After the Pats defense handed Brady possession deep in Jaguars territory early in the fourth quarter, he was unable to rev up the offense, getting stripped by Dante Fowler, then going three-and-out. Of the 234 yards Brady accumulated, 66 were inconsequential yards tacked on during their final possession when the Patriots trailed 13-30 in the waning minutes. A second touchdown pass pulled them to within 10, but the result was never in doubt.

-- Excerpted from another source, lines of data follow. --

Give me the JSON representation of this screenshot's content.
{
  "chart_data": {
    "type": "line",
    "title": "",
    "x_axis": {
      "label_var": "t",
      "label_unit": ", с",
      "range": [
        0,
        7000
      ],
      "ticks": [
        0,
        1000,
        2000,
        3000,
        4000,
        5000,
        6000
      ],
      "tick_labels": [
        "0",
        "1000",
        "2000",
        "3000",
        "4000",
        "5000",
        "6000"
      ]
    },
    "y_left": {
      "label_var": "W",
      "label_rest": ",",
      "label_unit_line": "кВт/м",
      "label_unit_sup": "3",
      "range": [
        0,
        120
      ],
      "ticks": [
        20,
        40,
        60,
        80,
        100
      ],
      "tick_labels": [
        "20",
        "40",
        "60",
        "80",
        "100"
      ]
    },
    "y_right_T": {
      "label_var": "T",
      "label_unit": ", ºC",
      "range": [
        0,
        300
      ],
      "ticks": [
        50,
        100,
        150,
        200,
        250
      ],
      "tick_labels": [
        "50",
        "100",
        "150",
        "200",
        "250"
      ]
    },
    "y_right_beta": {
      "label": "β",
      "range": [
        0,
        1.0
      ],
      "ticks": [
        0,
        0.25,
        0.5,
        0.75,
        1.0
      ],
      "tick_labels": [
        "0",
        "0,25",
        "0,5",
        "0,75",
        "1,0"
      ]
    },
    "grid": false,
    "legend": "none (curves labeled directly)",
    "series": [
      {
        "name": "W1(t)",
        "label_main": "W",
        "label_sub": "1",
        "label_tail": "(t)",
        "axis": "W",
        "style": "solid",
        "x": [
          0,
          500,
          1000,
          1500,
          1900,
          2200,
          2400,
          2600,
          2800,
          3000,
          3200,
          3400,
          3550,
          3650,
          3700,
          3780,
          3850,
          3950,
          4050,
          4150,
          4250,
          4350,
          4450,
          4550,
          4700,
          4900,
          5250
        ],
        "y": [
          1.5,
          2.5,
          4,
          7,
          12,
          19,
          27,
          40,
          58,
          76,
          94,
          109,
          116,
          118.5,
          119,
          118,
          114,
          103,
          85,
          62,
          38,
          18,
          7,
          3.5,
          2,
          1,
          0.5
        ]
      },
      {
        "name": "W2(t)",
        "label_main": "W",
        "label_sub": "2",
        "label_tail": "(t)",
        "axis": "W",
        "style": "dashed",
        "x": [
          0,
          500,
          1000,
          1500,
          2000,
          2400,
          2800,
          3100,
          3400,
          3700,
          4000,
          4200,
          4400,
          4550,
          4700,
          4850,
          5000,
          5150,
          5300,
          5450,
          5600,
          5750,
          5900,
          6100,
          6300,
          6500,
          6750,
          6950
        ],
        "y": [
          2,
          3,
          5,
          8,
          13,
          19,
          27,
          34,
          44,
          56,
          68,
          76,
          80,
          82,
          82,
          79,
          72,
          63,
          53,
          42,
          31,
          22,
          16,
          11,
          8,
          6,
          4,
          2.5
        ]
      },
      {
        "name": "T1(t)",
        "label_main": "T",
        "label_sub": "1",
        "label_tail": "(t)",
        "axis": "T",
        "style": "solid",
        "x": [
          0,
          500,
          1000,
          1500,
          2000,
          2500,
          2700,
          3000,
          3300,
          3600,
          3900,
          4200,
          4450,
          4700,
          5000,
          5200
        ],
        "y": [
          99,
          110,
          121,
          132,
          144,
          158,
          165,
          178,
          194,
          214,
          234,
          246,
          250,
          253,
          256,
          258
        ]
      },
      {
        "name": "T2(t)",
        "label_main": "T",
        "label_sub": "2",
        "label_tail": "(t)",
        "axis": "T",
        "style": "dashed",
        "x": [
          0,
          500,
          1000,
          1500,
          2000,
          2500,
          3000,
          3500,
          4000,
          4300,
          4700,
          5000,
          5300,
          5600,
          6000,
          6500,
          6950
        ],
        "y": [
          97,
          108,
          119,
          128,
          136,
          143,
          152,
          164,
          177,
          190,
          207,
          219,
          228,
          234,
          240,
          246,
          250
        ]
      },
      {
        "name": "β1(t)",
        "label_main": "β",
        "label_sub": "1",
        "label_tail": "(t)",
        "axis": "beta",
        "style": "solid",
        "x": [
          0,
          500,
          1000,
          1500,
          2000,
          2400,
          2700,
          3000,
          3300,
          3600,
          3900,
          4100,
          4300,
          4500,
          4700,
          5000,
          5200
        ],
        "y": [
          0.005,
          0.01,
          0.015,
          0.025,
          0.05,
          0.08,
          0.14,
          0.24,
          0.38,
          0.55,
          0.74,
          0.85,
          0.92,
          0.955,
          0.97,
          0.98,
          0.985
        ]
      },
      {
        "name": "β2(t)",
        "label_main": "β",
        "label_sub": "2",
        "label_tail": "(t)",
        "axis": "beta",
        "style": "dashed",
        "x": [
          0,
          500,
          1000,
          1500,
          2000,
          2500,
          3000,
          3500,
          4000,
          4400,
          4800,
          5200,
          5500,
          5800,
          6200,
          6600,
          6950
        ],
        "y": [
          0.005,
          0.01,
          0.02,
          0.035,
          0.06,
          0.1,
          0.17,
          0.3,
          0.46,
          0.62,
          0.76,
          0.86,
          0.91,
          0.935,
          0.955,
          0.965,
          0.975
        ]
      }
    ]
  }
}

Despite completing only two fewer passes than he had in their Week 1 win over the Houston Texans, his deep ball was practically non-existent. According to NFL Next Gen Stats, Brady’s average pass ranked in the bottom-fifth in downfield air yardage among all quarterbacks in Week 2. Consistent blanket coverage on Rob Gronkowski forced Brady into dump-off passes to James White. Like Garoppolo, Brady fed small servings to his tight ends, scatbacks, and slot receivers.
This hasn’t been a great start to the season for either quarterback, but reinforcements are on the way. Garoppolo’s personnel situation will improve slightly once Marquise Goodwin’s bruised thigh heals enough to allow him back on the field. Brady may also feel a bit more comfortable stretching the field following their acquisition of embattled Cleveland Browns receiver Josh Gordon. Gordon has only played 11 games since his breakout Pro Bowl season in 2013. However, if he can channel that talent, New England may be looking at their best outside receiver since Randy Moss was hauling in Brady’s deep bombs a decade ago.